Before sentencing in U.S. District Court in Baltimore, Christopher E. Nwaigwe, 38, said he didn't mean any harm when he persuaded 52,000 students around the country to send him $10 each for scholarship application fees.
The scholarships didn't exist. Often the students got nothing or, at best, a generic list of places where they could apply for financial assistance.
"I got thank-you letters from hundreds of people, thanking me for my service," Nwaigwe told Judge William M. Nickerson.
U.S. postal inspectors, who investigated the case, said they don't believe he got such letters. Nickerson wasn't swayed either, calling Nwaigwe "a con man through and through."
"I don't believe Mr. Nwaigwe believed he was providing anything of value to anyone," Nickerson said, noting that Nwaigwe misrepresented himself as a legitimate educational institution in his mass mailings.
Three months ago, authorities discovered more checks from students under Nwaigwe's bed at the halfway house where he has been since he was indicted in October.
"He was supplementing his income by doing it all over again," said Assistant U.S. Attorney Joyce K. McDonald. "He returned to his same old scam."

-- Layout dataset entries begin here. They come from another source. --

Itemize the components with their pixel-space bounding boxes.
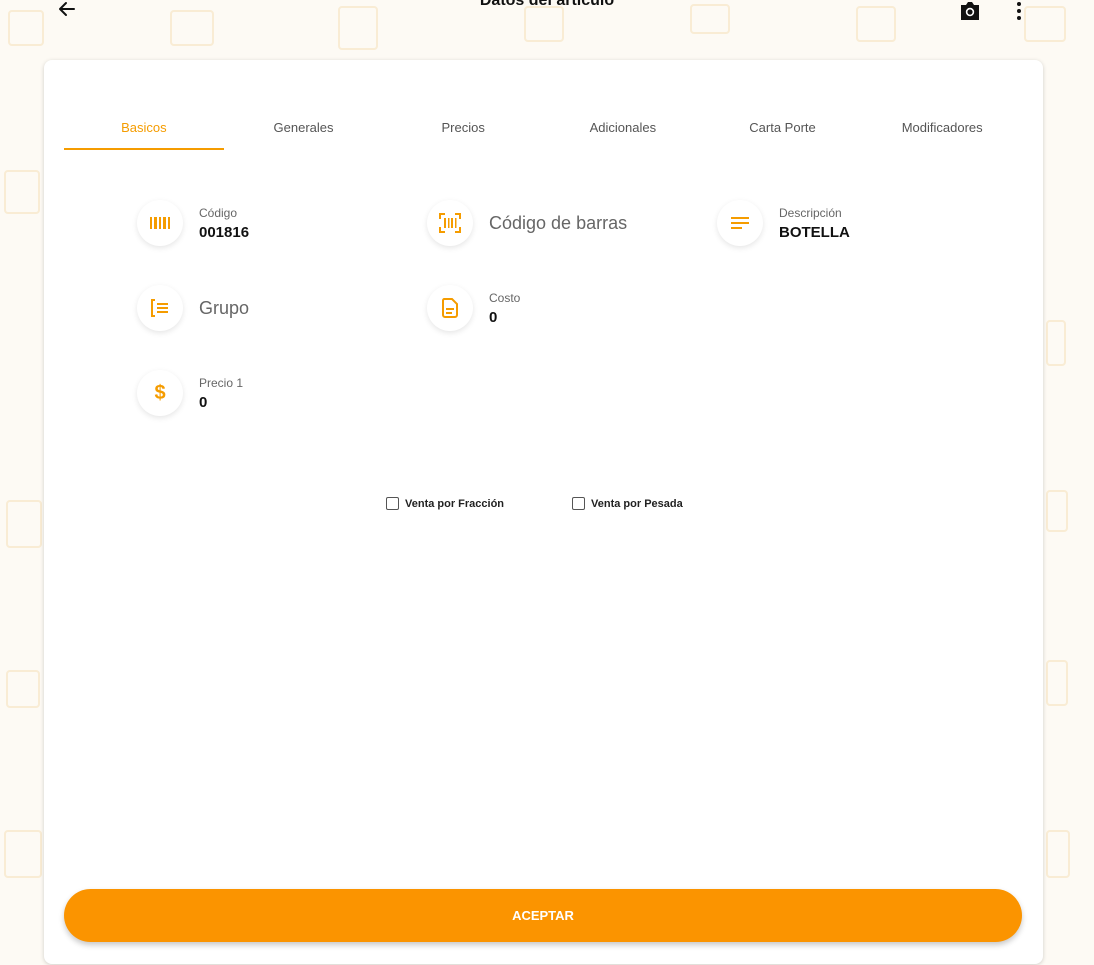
descripcion-value: BOTELLA	[779, 223, 850, 241]
tab-carta-porte[interactable]: Carta Porte	[703, 116, 863, 150]
costo-label: Costo	[489, 290, 521, 305]
descripcion-field[interactable]: Descripción BOTELLA	[717, 200, 850, 246]
camera-icon	[961, 2, 979, 20]
tab-modificadores[interactable]: Modificadores	[862, 116, 1022, 150]
background-doodle	[1046, 320, 1066, 366]
codigo-barras-placeholder: Código de barras	[489, 212, 628, 233]
precio1-field[interactable]: $ Precio 1 0	[137, 370, 243, 416]
dollar-icon: $	[137, 370, 183, 416]
venta-fraccion-checkbox[interactable]: Venta por Fracción	[386, 497, 504, 510]
codigo-field[interactable]: Código 001816	[137, 200, 249, 246]
background-doodle	[6, 670, 40, 708]
costo-value: 0	[489, 308, 498, 326]
tab-adicionales[interactable]: Adicionales	[543, 116, 703, 150]
codigo-barras-field[interactable]: Código de barras	[427, 200, 627, 246]
article-card: Basicos Generales Precios Adicionales Ca…	[44, 60, 1043, 964]
more-vertical-icon	[1017, 2, 1021, 20]
grupo-placeholder: Grupo	[199, 297, 250, 318]
precio1-value: 0	[199, 393, 208, 411]
more-options-button[interactable]	[1008, 0, 1030, 22]
notes-icon	[717, 200, 763, 246]
codigo-label: Código	[199, 205, 238, 220]
background-doodle	[6, 500, 42, 548]
tab-basicos[interactable]: Basicos	[64, 116, 224, 150]
background-doodle	[1046, 490, 1068, 532]
tab-precios[interactable]: Precios	[383, 116, 543, 150]
venta-pesada-label: Venta por Pesada	[591, 497, 683, 510]
precio1-label: Precio 1	[199, 375, 244, 390]
costo-field[interactable]: Costo 0	[427, 285, 520, 331]
list-icon	[137, 285, 183, 331]
camera-button[interactable]	[958, 0, 982, 22]
background-doodle	[4, 830, 42, 878]
sale-options: Venta por Fracción Venta por Pesada	[386, 497, 683, 510]
venta-pesada-checkbox[interactable]: Venta por Pesada	[572, 497, 683, 510]
background-doodle	[4, 170, 40, 214]
checkbox-box[interactable]	[386, 497, 399, 510]
tab-generales[interactable]: Generales	[224, 116, 384, 150]
barcode-scan-icon	[427, 200, 473, 246]
grupo-field[interactable]: Grupo	[137, 285, 249, 331]
barcode-icon	[137, 200, 183, 246]
checkbox-box[interactable]	[572, 497, 586, 510]
tab-bar: Basicos Generales Precios Adicionales Ca…	[64, 116, 1022, 150]
accept-button[interactable]: ACEPTAR	[64, 889, 1022, 942]
document-icon	[427, 285, 473, 331]
venta-fraccion-label: Venta por Fracción	[405, 497, 505, 510]
background-doodle	[1046, 660, 1068, 706]
app-bar: Datos del artículo	[0, 0, 1094, 24]
codigo-value: 001816	[199, 223, 250, 241]
page-title: Datos del artículo	[479, 0, 615, 9]
descripcion-label: Descripción	[779, 205, 842, 220]
background-doodle	[1046, 830, 1070, 878]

The letters found in a suitcase under his bed were unopened, and the checks hadn't been cashed. Nwaigwe's attorney, Barry Pollack, said the letters were leftovers from the original scheme and not the result of another attempt to solicit scholarship fees.
At his trial in March, prosecutors said Nwaigwe sent out letters from 1992 to 1996 after he bought 380,672 students' names and addresses from a New York-based list company.
Thousands of the students got official-looking letters bearing a scholarship fund letterhead, such as "The National Scholarship Program."
The letters varied, but several thousand began with: "Congratulations! You have been selected." Students were informed that they qualified for grants ranging from $2,500 to $7,500 if they sent in a $10 processing fee.
McDonald, the prosecutor in the case, said Nwaigwe engineered "a very clever fraud" that took advantage of students' often desperate need for financial aid.
The $10 processing fee was small enough that many people didn't mind taking a chance, McDonald said.
"Ten dollars was under people's radar screens," she said. "The picture we have of Mr. Nwaigwe is that he is an incorrigible person who makes his living by fraud."
Nwaigwe is the first person to be prosecuted for scholarship fraud, according to the Federal Trade Commission. The commission brought civil complaints against Nwaigwe and seven companies around the country in 1996 as part of a crackdown on bogus scholarships. Each year, crooked companies collect millions of dollars from hopeful students by dangling fake scholarship offers, FTC officials say.
Authorities said it is unclear what Nwaigwe did with the money, almost none of which has been recovered. He was not ordered yesterday to pay any restitution. Nickerson said it would be too complicated to try to determine how many of the 52,000 people should be reimbursed for a nominal fee.